Etienne Chouard, Don Quichotte des temps modernes -II
Nous avons voulu montrer dans notre premier article sur Etienne Chouard comment sa méthodologie, dans la mesure où celle-ci reposait sur une impossibilité logique, ne pouvait que fausser dès son origine son projet. Nous avons également tenté de montrer en quoi cette même méthodologie, impliquant une troncature arbitraire de l’Histoire, avait conduit Chouard à ignorer les contextes d’émergence des deux types de régimes qu’il oppose.
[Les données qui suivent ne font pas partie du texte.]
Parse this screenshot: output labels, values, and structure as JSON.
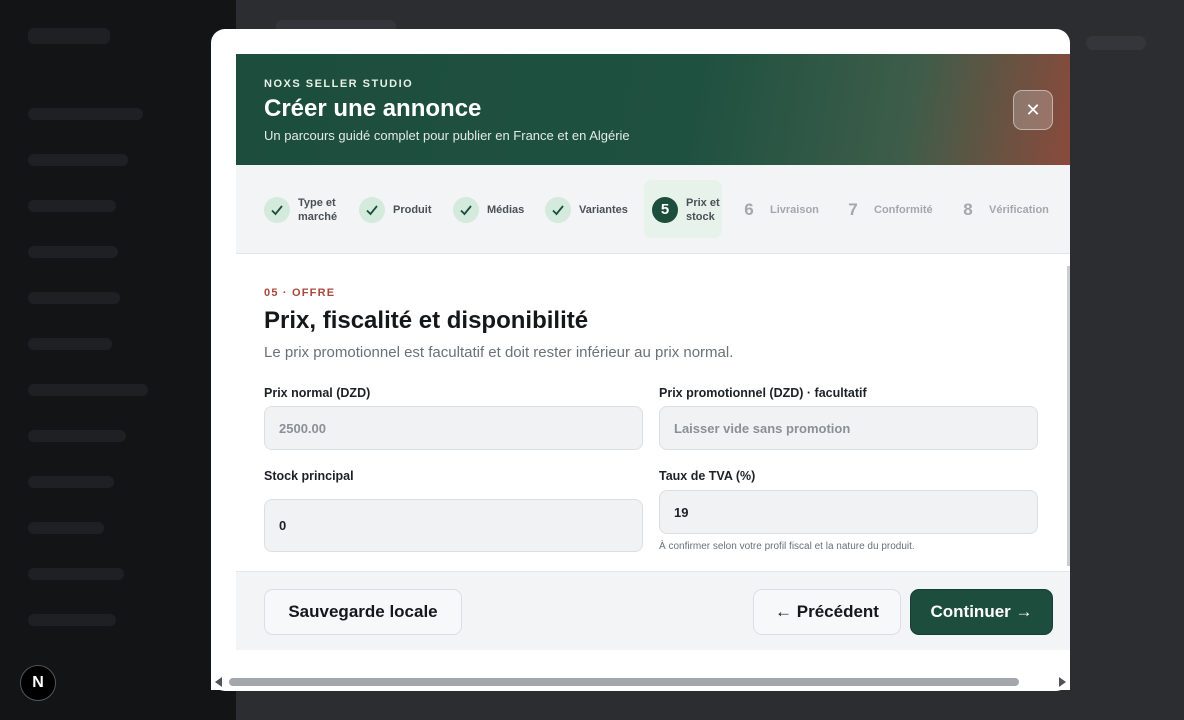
{
  "background": {
    "badge_letter": "N"
  },
  "modal": {
    "brand": "NOXS SELLER STUDIO",
    "title": "Créer une annonce",
    "subtitle": "Un parcours guidé complet pour publier en France et en Algérie",
    "close_symbol": "✕",
    "close_icon": "close-icon"
  },
  "steps": [
    {
      "number": "1",
      "label": "Type et marché",
      "status": "done"
    },
    {
      "number": "2",
      "label": "Produit",
      "status": "done"
    },
    {
      "number": "3",
      "label": "Médias",
      "status": "done"
    },
    {
      "number": "4",
      "label": "Variantes",
      "status": "done"
    },
    {
      "number": "5",
      "label": "Prix et stock",
      "status": "active"
    },
    {
      "number": "6",
      "label": "Livraison",
      "status": "pending"
    },
    {
      "number": "7",
      "label": "Conformité",
      "status": "pending"
    },
    {
      "number": "8",
      "label": "Vérification",
      "status": "pending"
    }
  ],
  "section": {
    "tag": "05 · OFFRE",
    "title": "Prix, fiscalité et disponibilité",
    "description": "Le prix promotionnel est facultatif et doit rester inférieur au prix normal."
  },
  "fields": {
    "price": {
      "label": "Prix normal (DZD)",
      "value": "2500.00"
    },
    "promo": {
      "label": "Prix promotionnel (DZD) · facultatif",
      "placeholder": "Laisser vide sans promotion"
    },
    "stock": {
      "label": "Stock principal",
      "value": "0"
    },
    "vat": {
      "label": "Taux de TVA (%)",
      "value": "19",
      "hint": "À confirmer selon votre profil fiscal et la nature du produit."
    }
  },
  "footer": {
    "save_label": "Sauvegarde locale",
    "prev_label": "← Précédent",
    "next_label": "Continuer →"
  },
  "colors": {
    "brand_green": "#1c4d3d",
    "accent_red": "#a8483c",
    "done_bg": "#d3eadc"
  }
}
Aussi, l’objet de cette seconde tribune sera-t-il précisément de « recontextualiser » la problématique soulevé par E. Chouard, partant notamment de la distinction constantinienne entre « liberté des anciens » et « liberté des modernes », distinction à partir de laquelle nous proposerons une reformulation de la problématique (le détail de celle-ci fera quant à elle l’objet d’un article spécifique)
De la liberté des anciens comparée à celle des modernes, une tentative de recontextualisation
Au-delà des tautologies, des apories et autres paralogismes qui caractérisent le projet comme la solution avancée par Chouard pour remédier à « toutes les injustices », il est une difficulté majeure que ce dernier balaie de la main nous l’avons dit comme s’il s’agissait d’un insignifiant détail, à savoir l’analyse des raisons –de nature éminemment éthique et pratique- pour lesquelles la démocratie dite directe a été abandonnée au profit du régime représentatif. S’il évoque en effet le problème posé par les limites de la citoyenneté athénienne ainsi que par l’esclavage, problème qui ne semble d’ailleurs pas en constituer un pour Chouard, tant il semble facile pour lui de faire abstraction de ce qui le gêne, il ne soulève même pas le second –le plus fondamental pourtant à nos yeux, à savoir celui posé par les raisons d’une telle révolution paradigmatique.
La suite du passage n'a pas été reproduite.